The... theory has a slightly confusing name; it's called the non-shared environment theory, and it essentially argues that though from the outside it appears that we are growing up in the same family as our siblings, in very important ways we really aren't. We are not experiencing the same thing.
"Children grow up in different families because most siblings differ in age, and so the timing with which you go through your family's [major events] is different," says Susan McHale, a researcher at Pennsylvania State University. "You know, a parent loses a job, parents get divorced.
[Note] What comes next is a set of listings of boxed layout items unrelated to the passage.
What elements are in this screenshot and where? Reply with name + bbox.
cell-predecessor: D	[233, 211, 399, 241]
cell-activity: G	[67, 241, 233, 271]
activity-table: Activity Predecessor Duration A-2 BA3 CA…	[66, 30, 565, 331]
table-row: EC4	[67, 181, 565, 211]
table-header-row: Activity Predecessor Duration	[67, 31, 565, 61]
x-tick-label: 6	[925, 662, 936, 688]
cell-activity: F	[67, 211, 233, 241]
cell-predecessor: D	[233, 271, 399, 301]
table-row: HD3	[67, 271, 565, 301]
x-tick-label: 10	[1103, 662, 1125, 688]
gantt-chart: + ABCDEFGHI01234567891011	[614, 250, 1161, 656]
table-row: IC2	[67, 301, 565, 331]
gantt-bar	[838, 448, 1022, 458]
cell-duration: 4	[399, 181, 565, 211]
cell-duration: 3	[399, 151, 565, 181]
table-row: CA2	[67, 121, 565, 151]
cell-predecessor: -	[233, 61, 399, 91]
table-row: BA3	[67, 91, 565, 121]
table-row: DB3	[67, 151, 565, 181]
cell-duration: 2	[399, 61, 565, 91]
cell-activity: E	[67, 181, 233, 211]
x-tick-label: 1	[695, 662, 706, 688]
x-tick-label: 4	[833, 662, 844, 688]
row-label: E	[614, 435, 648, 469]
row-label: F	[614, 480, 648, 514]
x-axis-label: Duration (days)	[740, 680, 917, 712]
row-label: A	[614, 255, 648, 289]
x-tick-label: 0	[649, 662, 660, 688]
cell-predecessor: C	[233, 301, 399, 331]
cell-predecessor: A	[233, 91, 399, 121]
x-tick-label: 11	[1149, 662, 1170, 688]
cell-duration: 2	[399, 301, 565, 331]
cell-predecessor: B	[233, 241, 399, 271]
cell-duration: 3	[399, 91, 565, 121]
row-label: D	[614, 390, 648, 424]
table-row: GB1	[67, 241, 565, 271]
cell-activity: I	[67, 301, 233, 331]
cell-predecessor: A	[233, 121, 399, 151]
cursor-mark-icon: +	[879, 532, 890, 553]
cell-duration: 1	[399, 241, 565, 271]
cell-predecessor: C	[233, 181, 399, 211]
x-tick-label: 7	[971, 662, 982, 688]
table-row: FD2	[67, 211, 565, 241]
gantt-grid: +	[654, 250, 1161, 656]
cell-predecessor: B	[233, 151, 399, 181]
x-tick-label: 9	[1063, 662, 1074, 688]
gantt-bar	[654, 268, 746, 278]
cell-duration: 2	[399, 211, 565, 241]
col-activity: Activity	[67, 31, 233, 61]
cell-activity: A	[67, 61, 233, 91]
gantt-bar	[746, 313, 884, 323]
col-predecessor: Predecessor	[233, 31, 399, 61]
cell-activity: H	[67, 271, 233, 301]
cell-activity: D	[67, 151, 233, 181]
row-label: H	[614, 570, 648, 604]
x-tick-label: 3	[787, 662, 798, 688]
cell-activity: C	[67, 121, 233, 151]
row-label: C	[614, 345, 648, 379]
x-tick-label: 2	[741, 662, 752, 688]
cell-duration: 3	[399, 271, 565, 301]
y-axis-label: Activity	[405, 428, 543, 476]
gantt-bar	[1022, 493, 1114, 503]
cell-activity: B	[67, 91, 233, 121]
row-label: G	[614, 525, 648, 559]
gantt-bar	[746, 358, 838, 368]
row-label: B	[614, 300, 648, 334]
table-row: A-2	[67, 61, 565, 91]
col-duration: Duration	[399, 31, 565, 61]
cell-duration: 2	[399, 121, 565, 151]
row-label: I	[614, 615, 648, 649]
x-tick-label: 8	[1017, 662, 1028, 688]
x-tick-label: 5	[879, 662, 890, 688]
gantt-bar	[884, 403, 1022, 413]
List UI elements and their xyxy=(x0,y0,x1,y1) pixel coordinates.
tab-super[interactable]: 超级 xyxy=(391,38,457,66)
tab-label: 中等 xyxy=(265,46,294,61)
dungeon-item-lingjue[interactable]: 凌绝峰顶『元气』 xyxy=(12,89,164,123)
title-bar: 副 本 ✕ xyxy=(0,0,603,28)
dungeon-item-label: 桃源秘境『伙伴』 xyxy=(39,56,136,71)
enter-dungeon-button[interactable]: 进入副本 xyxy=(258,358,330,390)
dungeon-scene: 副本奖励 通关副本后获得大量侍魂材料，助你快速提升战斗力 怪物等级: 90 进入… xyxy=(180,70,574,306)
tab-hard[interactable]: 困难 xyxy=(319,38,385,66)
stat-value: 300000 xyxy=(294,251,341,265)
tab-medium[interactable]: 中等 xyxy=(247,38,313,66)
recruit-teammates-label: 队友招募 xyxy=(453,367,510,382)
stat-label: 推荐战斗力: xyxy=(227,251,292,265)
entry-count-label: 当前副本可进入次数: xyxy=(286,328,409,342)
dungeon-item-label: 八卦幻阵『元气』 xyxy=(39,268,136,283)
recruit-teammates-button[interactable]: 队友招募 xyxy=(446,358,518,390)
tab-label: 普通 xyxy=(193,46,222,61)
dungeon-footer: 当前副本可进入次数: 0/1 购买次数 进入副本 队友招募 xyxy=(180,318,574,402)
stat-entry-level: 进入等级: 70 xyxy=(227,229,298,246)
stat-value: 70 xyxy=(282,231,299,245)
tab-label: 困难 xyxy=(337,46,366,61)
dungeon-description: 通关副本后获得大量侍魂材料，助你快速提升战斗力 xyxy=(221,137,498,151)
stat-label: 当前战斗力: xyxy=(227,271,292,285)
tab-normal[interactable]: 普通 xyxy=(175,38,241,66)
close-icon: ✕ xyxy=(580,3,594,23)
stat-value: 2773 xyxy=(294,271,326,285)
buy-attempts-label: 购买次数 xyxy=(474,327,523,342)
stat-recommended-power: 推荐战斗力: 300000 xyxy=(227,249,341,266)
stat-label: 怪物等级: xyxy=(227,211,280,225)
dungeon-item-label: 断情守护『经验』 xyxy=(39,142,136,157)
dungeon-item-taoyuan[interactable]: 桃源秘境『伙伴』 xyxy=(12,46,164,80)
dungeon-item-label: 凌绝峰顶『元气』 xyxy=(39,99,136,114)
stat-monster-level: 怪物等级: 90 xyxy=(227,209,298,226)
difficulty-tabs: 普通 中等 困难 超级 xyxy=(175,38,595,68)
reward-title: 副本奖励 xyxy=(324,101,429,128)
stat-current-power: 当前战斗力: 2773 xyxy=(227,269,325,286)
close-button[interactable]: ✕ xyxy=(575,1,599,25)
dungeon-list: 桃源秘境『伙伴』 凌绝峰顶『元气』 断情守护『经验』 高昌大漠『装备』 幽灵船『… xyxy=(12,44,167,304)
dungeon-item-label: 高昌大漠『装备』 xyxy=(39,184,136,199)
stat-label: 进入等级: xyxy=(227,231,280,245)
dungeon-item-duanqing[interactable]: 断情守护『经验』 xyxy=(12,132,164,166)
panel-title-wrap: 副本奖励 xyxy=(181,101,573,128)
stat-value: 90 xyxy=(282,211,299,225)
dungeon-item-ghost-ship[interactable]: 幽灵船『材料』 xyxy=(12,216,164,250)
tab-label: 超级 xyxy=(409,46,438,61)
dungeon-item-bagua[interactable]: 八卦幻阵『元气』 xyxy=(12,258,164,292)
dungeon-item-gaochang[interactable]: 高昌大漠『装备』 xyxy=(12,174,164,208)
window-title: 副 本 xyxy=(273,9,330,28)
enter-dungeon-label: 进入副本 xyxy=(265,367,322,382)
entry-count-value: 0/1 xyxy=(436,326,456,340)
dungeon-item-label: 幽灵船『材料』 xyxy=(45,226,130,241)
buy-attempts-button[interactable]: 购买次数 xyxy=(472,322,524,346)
If you are three or five years behind your sibling, the experience of a 5-year-old whose parents get divorced is very different from the experience of a 9-year-old or a 10-year-old."
Also, McHale says, children in the same family are rarely treated the same by their parents, even if parents want to treat them the same.
"Children have different needs," McHale says. "They have different interests. They have different personalities that are eliciting different treatment from parents."This is very true in my household. When Teddy was 2, Rich was working in a lab and I was working at night. He had pretty close to our undivided attention. I was 34 and pregnant with Peter. We had both Lemon and Tai in our home. We lived in a single floor apartment. Teddy spent a lot of time on Daddy's lap, watching the computer. He wasn't getting out among other kids his age much... unless I got together with some of my friends from MOMS club. But we read to him every night. He was still in his crib, though we were talking about converting his bed to a toddler bed.
Now, looking at Peter at 2, Rich is working a (basically) 9 to 5 job. He also tutors several nights a week and teaches one night a week. I'm the one that is with the boys a majority of the time. Peter has to share attention with Teddy because he's not an only child. I'm not pregnant, so there is no one new in the household. We had to put Tai to sleep last year, so the only pet is Lemon. We're in a new apartment, a townhome. He gets to run up and down stairs all day. Because of the hecticness of our lives, he doesn't have the same amount of computer time that Teddy did. He's been interacting with kids his own age since he was a baby - first at Story Time at our local library, then at PDO two days a week from the time he was 1. He still gets read to every night, but he has to share picking books with his brother. And sometimes, his brother reads to him so he's got another voice to learn reading from. He's been in his toddler bed since right before his 2nd birthday.
And their personalities are completely different. Teddy is my little thinker. He is content to sit and read, work on the computer, play his GBA. He has two modes - quiet and loud. Nothing in between. He's interested in the spoken word and wants to know why and how things work. He'll run around with his brother or his friends, playing pretend and being silly. But more often, he wants to just read or play on his GBA. He doesn't care for crafts much. He never tries to color inside the lines, and he never colors for long. A couple swipes of the crayon across the paper and he's done. But he loves to read any words that are on that paper. He constantly gives hugs and kisses. Very lovable. I don't think he's been shy a day in his life. When he gets sick, he gets whiny. And he loves to eat a wide variety of food.
Whereas Peter is a ball of constant energy. He's always running, climbing, jumping. He doesn't have a volume button. Everything is always loud. He has no interest in learning his alphabet or how to count, figuring out his colors (first guess for everything is blue) or anything else "intellectual". He'd rather run or create. Unlike his brother, he loves to color. My walls are a variety of colors thanks to his crayons. When we go out to eat, his little place mat has scribbles all over it. He loves to get messy and be doing something. He will sit down with a book and "read", but usually only at bedtime or nap time. He only gives hugs and kisses on his terms. When he's sick or tired, he'll climb onto my lap or Rich's and snuggle, his plo (pillow) clutched in his hand between us and him. When we're in public, he'll give shy smiles, but he won't say much. Even with people that he knows, like the teachers at his PDO, he will be quieter at first. Of course, once he feels comfortable with someone, he doesn't shut up. But it takes time that it never has with Teddy. And he never wants to eat much. We'll give him plates of food - not a lot, but serving sizes for his age - and he'll take a bite or two. He's pickier than Teddy, though I wouldn't call him a picky eater.
And Peter is the one I've often scratched my head with thinking, "Now how do I handle THIS?" He does go through a lot of the things Teddy did, but there are some things that I never had to worry about with Teddy. Like coloring on walls. Like hitting and biting. And I don't know how to deal with them effectively. (Ok, there's a lot that I STILL don't know how to deal with effectively, but that's another story for another time.) I haven't found a good resource on how to deal with it when your younger son bites and hits your older son.
They'll never be the same boys. I won't always deal with the same problems in life. And, being boys and me growing up with a younger sister, it's all new territory for me. I'm still trying to figure out how to treat each of my boys so they can be who they are meant to be. I'm not always successful. I get frustrated and paint everything with the same brush because I'm frustrated. I need to stop doing so and I'm working on that. But sometimes, I wish I had someone to help guide me through this path, someone who's been there and faced a lot of the same issues. Because, second child or not, I'm still making it up as I go along. And somehow, I don't expect that will ever change.